The latency also scaled with the corpus size.

That part matters.

At 100M vectors, the index was much smaller than float32, but the search was still operating over a much larger corpus.

The storage win was clear.

The latency still reminded me I was searching 100M vectors.

Measurement Notes

The latency numbers were measured with 300 sampled queries, repeated 3 times.

Recall@10 used 1000 sampled queries against the provided ground truth.

The full 4-bit index took about 66 minutes to build.

After loading and preparing the full 4-bit index, the benchmark process used about 73 GiB RSS.

That memory number is query-side prepared RSS, not the persisted index size.

The persisted 4-bit index file was 37.4GB.

2-Bit vs 4-Bit

The useful comparison was not just "smaller is better."

It was:

Bit width	What happened
2-bit	Very small index, large recall drop
4-bit	Larger index, much better recall

2-bit compressed the full corpus to 18.9GB.

That is hard to ignore.

But for RAG, the 4-bit result looked more realistic.

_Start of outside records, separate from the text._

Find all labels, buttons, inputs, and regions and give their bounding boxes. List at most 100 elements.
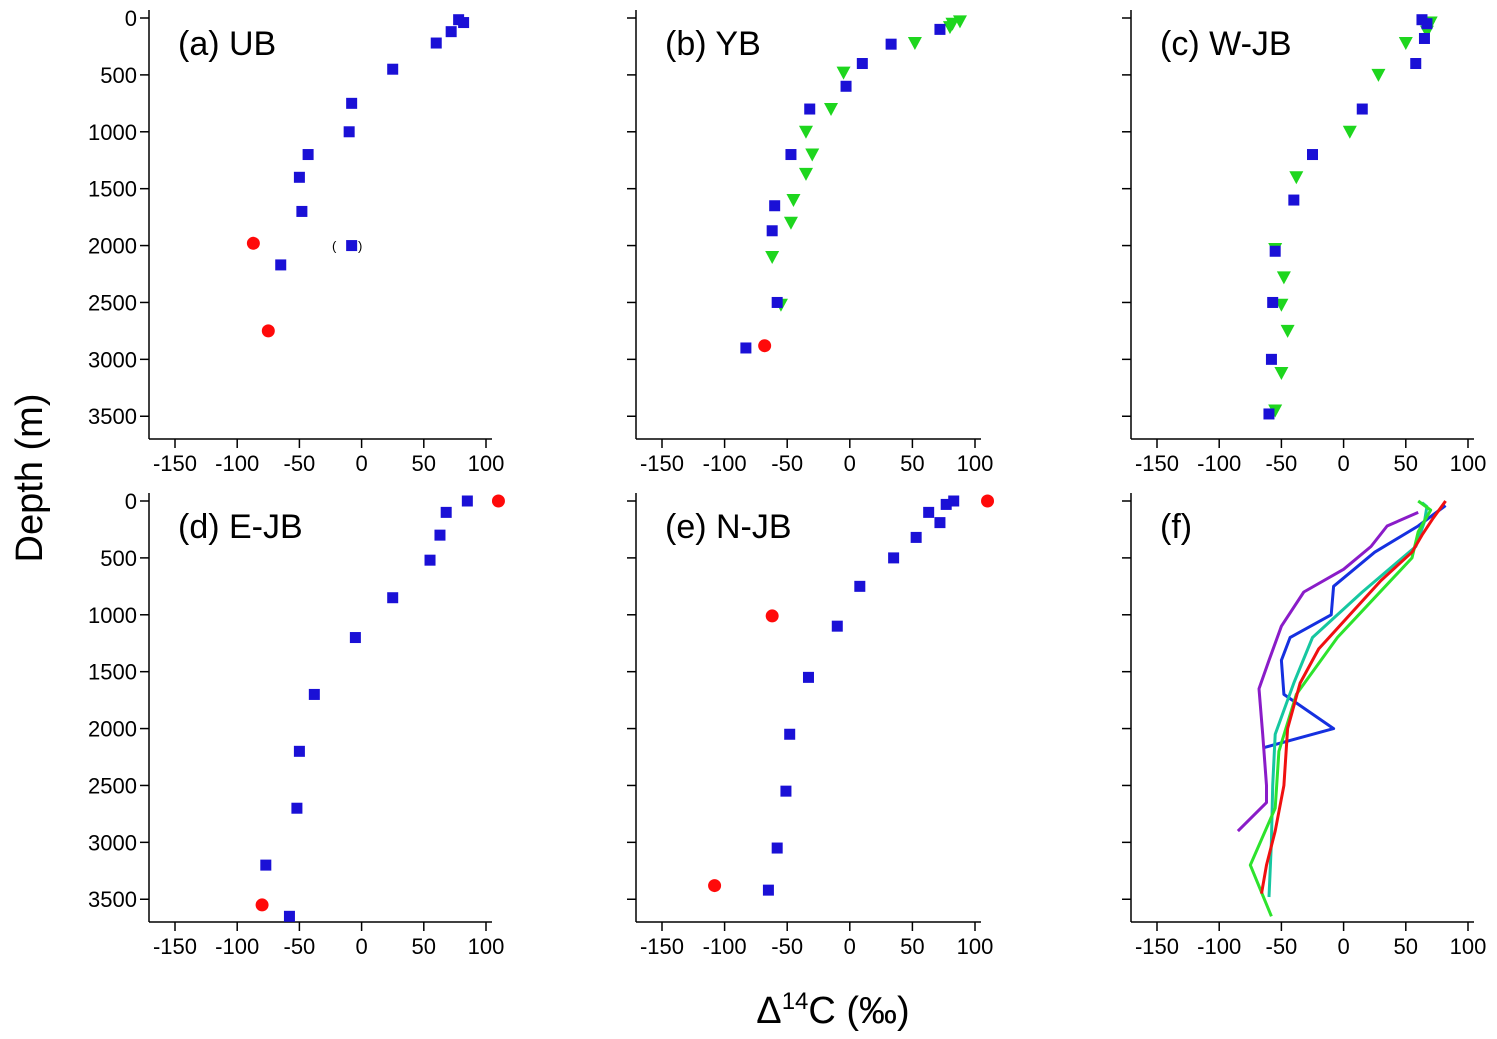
data-point-square <box>434 529 446 541</box>
series-line-n-jb <box>1236 511 1419 833</box>
x-tick-label: -150 <box>153 934 197 959</box>
data-point-square <box>1265 353 1277 365</box>
data-point-square <box>293 171 305 183</box>
y-tick-label: 2000 <box>88 234 137 259</box>
y-tick-label: 2000 <box>88 717 137 742</box>
data-point-square <box>1418 32 1430 44</box>
data-point-square <box>302 149 314 161</box>
panel-f: -150 -100 -50 0 50 100 (f) <box>1122 493 1486 959</box>
x-tick-label: 0 <box>355 451 367 476</box>
data-point-square <box>445 26 457 38</box>
data-point-square <box>1269 245 1281 257</box>
y-tick-label: 0 <box>125 6 137 31</box>
y-tick-label: 3000 <box>88 347 137 372</box>
panel-label: (c) W-JB <box>1160 25 1292 63</box>
panel-label: (d) E-JB <box>178 508 303 546</box>
data-point-square <box>840 80 852 92</box>
data-point-square <box>888 552 900 564</box>
data-point-square <box>948 495 960 507</box>
x-tick-label: -50 <box>771 934 803 959</box>
x-tick-label: -100 <box>215 934 259 959</box>
series-line-yb <box>1248 499 1433 917</box>
data-point-triangle <box>1342 125 1357 139</box>
x-tick-label: -100 <box>703 451 747 476</box>
data-point-triangle <box>1289 171 1304 185</box>
data-point-square <box>831 620 843 632</box>
panel-d: -150 -100 -50 0 50 10005001000150020002500300… <box>88 489 505 959</box>
x-tick-label: 100 <box>957 451 994 476</box>
x-tick-label: -100 <box>1197 451 1241 476</box>
x-axis-title-suffix: C (‰) <box>808 990 909 1032</box>
x-axis-title-superscript: 14 <box>782 988 809 1015</box>
data-point-square <box>885 38 897 50</box>
data-point-square <box>854 580 866 592</box>
data-point-square <box>346 97 358 109</box>
data-point-circle <box>765 609 779 623</box>
x-tick-label: 0 <box>844 451 856 476</box>
x-tick-label: 50 <box>900 934 924 959</box>
data-point-triangle <box>942 21 957 35</box>
panel-b: -150 -100 -50 0 50 100 (b) YB <box>627 10 993 476</box>
x-tick-label: -150 <box>153 451 197 476</box>
x-tick-label: 0 <box>844 934 856 959</box>
panel-label: (b) YB <box>665 25 761 63</box>
data-point-triangle <box>1274 367 1289 381</box>
data-point-triangle <box>765 250 780 264</box>
y-tick-label: 0 <box>125 489 137 514</box>
data-point-circle <box>708 879 722 893</box>
x-tick-label: -100 <box>1197 934 1241 959</box>
data-point-square <box>349 632 361 644</box>
data-point-square <box>940 498 952 510</box>
data-point-square <box>802 671 814 683</box>
data-point-circle <box>981 494 995 508</box>
data-point-triangle <box>783 216 798 230</box>
data-point-square <box>1263 408 1275 420</box>
data-point-square <box>740 342 752 354</box>
data-point-triangle <box>1268 404 1283 418</box>
data-point-triangle <box>1371 68 1386 82</box>
data-point-triangle <box>824 103 839 117</box>
data-point-triangle <box>1276 271 1291 285</box>
y-tick-label: 2500 <box>88 773 137 798</box>
data-point-square <box>923 506 935 518</box>
data-point-square <box>275 259 287 271</box>
x-tick-label: -100 <box>215 451 259 476</box>
x-tick-label: -50 <box>284 451 316 476</box>
data-point-square <box>458 17 470 29</box>
panel-label: (f) <box>1160 508 1192 546</box>
x-tick-label: 100 <box>1450 451 1487 476</box>
x-tick-label: -50 <box>771 451 803 476</box>
data-point-square <box>1410 58 1422 70</box>
data-point-square <box>461 495 473 507</box>
data-point-square <box>769 200 781 212</box>
data-point-square <box>291 802 303 814</box>
data-point-square <box>934 517 946 529</box>
y-tick-label: 1000 <box>88 120 137 145</box>
panel-label: (a) UB <box>178 25 276 63</box>
data-point-square <box>387 63 399 75</box>
y-tick-label: 1000 <box>88 603 137 628</box>
x-tick-label: 50 <box>1394 934 1418 959</box>
y-tick-label: 3500 <box>88 404 137 429</box>
panel-label: (e) N-JB <box>665 508 792 546</box>
x-tick-label: 100 <box>468 451 505 476</box>
x-tick-label: 100 <box>957 934 994 959</box>
y-tick-label: 2500 <box>88 290 137 315</box>
data-point-square <box>293 745 305 757</box>
data-point-square <box>785 149 797 161</box>
data-point-triangle <box>786 194 801 208</box>
y-tick-label: 500 <box>100 546 137 571</box>
data-point-triangle <box>907 37 922 51</box>
data-point-square <box>1356 103 1368 115</box>
data-point-square <box>440 506 452 518</box>
x-tick-label: 0 <box>355 934 367 959</box>
x-tick-label: -50 <box>1266 451 1298 476</box>
data-point-square <box>780 785 792 797</box>
data-point-square <box>296 205 308 217</box>
y-tick-label: 3500 <box>88 887 137 912</box>
data-point-circle <box>246 236 260 250</box>
data-point-square <box>934 23 946 35</box>
data-point-circle <box>255 898 269 912</box>
data-point-circle <box>491 494 505 508</box>
x-axis-title: Δ14C (‰) <box>756 988 909 1032</box>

It used about twice the storage of 2-bit, but recall@10 moved from 0.608 to 0.914.

That is the tradeoff I would rather start from.

Code

The benchmark code is available on GitHub.

What This Does Not Claim

This benchmark does not claim:

TurboVec is faster than FAISS
every RAG workload will get the same recall
4-bit is always the right setting
p50 latency here represents a production serving system
compression removes the need to think about retrieval architecture

I did not benchmark FAISS in this run.

I also did not test a full RAG application with reranking, filtering, batching, caching, or query-specific routing.

This benchmark measured one thing:

What happens when the same 100M-vector corpus is indexed with 2-bit and 4-bit TurboVec?

Takeaway

The best result was not the smallest index.

The best result was the practical tradeoff.

For this dataset, 4-bit TurboVec compressed 310GB of float32 vectors into a 37GB index while keeping recall@10 at 0.914.

That is the part I found useful.

The index got much smaller.

The search cost did not disappear.

For large RAG systems, that is probably the right way to think about compression:

not as magic,

but as another knob between storage, recall, and latency.